## Workshops - Junior College

### J1: Deep Learning in Mathematics the Mathematician Way

Dr Hang Kim Hoo and Ms Chong Woon Hui
Jurong Junior College

‘One of the greatest paradoxes of mathematics education is that, although we mathematics teachers are immersed in mathematical work every day of our professional lives, most of us nevertheless have little experience with the kind of work that research mathematicians do. Our ideas of what doing & using mathematics looks like are based mainly on our own experiences as students.’
Weiss & Moore-Russo (2012)

We teach who we are. We teach what and how we do. What and how we learn and use mathematics shape our ideas on mathematics instruction, which often form the foundation on which we eventually build our own teaching.

The above premises provided the impetus for a group of junior college mathematics teachers to embark on a long term professional development journey to revisit, retrace or re-learn mathematics to explicate the mathematical practices of mathematicians when they do or use mathematics. The practices and habits of minds of research mathematicians involve generating new or refining existing mathematical ideas and methods. In particular, the moves that the mathematicians use to generate new questions include problem posing and task variation techniques. This workshop will highlight and illustrate how the use of some of these techniques can help create tasks that can concurrently develop mathematical thinking and problem solving skills, insights and dispositions among both the teachers and their students.

### J2: Deepening Students’ Conceptual Understanding through Meaningful Mathematical Tasks

Mdm Nai yuan Ting
Yishun Junior College

Abstract: Students offering “A” Level H2 Mathematics often find the following concepts difficult, such as the convergence of a series, the behaviour of graphs near asymptotes, drawing the graphs of y = f '($x$) (f ' is the first derivative of f with respect to $x$) and $y = \frac{1}{{{\rm{f}}\left( x \right)}}$ from the graph of f when the equation of f is not given, and the use of parametric equations in differentiation and integration. Students sometimes may think that they understand a mathematical concept, but when tasked to solve other variations of a mathematical problem using the same concept, they often find themselves challenged conceptually. For example, students are able to draw, without the use of graphic calculator, the graph of $y$ = f '($x$) from the graph of f for the case of f being a quadratic, cubic or even a quartic polynomial. However, when tasked to draw the graph of $y$ = f '($x$) from the graph of f with a horizontal asymptote and a vertical asymptote, students will often encounter some difficulties.
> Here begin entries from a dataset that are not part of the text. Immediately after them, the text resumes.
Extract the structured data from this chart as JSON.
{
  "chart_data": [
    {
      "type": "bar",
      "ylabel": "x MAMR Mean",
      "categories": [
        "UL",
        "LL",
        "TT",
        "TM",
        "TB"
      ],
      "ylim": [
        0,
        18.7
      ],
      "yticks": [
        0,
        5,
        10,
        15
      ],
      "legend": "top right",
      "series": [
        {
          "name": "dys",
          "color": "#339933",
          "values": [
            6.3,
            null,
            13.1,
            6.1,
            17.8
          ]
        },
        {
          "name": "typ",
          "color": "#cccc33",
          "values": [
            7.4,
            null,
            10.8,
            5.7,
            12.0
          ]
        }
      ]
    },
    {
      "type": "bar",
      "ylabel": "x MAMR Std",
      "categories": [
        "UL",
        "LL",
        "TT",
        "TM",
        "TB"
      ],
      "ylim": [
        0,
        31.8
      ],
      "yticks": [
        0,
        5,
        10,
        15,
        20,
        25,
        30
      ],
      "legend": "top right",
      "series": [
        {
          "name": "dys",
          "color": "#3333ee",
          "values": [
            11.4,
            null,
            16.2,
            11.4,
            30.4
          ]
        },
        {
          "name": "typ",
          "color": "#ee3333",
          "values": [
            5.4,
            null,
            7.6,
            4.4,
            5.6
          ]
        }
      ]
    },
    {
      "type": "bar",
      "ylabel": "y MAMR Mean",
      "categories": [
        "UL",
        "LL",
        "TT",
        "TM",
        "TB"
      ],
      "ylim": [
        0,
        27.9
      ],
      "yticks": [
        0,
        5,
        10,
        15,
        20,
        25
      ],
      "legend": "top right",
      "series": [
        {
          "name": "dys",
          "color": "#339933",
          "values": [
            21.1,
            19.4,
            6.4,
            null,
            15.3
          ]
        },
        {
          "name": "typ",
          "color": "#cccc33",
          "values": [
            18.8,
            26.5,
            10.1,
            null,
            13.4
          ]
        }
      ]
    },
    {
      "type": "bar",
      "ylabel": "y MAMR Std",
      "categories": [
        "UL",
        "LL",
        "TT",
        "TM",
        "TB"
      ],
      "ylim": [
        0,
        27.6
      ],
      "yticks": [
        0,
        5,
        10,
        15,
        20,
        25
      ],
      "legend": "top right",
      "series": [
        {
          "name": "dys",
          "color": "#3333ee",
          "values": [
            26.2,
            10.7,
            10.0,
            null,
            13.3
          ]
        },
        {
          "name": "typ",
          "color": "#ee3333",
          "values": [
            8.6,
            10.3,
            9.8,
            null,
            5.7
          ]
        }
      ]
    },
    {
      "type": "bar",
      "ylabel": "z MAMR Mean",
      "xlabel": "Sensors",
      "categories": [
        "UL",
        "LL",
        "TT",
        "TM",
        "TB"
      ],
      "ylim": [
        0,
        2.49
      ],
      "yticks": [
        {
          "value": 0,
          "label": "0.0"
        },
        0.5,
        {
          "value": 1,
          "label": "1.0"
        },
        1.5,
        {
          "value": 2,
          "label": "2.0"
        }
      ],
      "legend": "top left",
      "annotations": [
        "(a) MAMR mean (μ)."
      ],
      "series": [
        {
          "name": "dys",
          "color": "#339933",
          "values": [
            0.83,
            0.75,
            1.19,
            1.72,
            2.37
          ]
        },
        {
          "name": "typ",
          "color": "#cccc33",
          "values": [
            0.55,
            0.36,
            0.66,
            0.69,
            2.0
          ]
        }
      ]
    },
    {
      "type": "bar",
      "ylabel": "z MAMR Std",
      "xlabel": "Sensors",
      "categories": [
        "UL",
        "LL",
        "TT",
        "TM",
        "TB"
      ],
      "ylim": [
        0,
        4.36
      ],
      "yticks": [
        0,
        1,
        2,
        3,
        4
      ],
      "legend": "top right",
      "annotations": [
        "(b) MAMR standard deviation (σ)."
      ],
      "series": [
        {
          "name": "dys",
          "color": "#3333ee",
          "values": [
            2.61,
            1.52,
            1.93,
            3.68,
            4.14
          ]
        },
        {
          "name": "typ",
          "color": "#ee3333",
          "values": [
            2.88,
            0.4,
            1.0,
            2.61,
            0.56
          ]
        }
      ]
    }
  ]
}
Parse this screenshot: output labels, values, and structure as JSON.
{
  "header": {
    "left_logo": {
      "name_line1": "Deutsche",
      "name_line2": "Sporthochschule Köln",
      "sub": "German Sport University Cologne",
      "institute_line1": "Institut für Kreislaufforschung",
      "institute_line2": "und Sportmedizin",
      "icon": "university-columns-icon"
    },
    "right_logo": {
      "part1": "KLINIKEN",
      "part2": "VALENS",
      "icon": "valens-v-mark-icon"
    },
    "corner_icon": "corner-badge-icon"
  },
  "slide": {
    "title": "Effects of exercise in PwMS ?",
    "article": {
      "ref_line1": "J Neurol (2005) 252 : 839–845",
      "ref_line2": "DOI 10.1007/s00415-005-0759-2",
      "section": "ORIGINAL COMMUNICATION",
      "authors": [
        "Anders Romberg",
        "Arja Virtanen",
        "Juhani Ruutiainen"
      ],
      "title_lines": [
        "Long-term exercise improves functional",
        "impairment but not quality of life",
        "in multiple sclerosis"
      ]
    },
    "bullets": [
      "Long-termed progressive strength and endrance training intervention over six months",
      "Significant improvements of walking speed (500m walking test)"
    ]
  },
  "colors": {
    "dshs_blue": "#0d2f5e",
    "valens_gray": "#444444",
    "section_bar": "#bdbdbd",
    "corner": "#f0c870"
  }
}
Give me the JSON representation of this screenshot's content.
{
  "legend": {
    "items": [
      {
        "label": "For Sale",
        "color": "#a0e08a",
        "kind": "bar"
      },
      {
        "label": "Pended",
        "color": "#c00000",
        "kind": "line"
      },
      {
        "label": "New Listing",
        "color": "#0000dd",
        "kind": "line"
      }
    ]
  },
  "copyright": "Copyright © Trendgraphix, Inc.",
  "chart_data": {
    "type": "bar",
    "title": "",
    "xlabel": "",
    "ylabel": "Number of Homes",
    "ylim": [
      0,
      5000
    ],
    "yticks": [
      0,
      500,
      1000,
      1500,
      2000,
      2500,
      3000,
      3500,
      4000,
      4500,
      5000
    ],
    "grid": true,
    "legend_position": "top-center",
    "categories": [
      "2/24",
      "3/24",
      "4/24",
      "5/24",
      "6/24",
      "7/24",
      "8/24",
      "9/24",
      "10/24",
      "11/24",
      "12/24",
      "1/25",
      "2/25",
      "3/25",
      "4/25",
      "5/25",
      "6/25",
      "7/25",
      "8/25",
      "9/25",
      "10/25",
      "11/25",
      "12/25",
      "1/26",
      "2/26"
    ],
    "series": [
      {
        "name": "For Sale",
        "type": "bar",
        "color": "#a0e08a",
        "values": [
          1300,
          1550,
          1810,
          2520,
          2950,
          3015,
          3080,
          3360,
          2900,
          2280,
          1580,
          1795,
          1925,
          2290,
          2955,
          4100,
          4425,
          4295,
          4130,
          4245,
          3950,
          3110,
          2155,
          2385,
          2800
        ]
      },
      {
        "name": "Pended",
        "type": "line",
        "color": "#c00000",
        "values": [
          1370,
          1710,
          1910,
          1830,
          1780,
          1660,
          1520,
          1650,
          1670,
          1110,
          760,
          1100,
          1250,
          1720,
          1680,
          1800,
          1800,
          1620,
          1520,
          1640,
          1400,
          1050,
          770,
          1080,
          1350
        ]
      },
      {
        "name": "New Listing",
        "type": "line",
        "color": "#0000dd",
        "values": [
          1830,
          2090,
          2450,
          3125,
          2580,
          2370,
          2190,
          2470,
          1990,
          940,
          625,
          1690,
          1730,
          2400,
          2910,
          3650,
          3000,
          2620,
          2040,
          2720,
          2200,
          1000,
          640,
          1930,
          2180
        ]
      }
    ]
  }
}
In this workshop, we will analyse the difficulties that students may have in some of the concepts at “A” Level Mathematics, and discuss how teachers could come up with meaningful mathematical tasks to deepen the students’ conceptual understanding in their classroom instruction. The principles to consider when designing and developing mathematical tasks as well as assessment of the learning outcomes of the mathematical tasks will also be discussed.

### J3: Using Tasks and Activities in the Teaching of H2 Further Mathematics

Dr Teo Kok Ming
National Institute of Education Singapore

Abstract: The aim of this workshop is to discuss the use of tasks and activities in the teaching of H2 Further Mathematics. In particular, the presenter will share with the participants some examples of tasks and activities that could be used to develop an understanding of some mathematical concepts and processes in linear algebra topic in H2 Further Mathematics.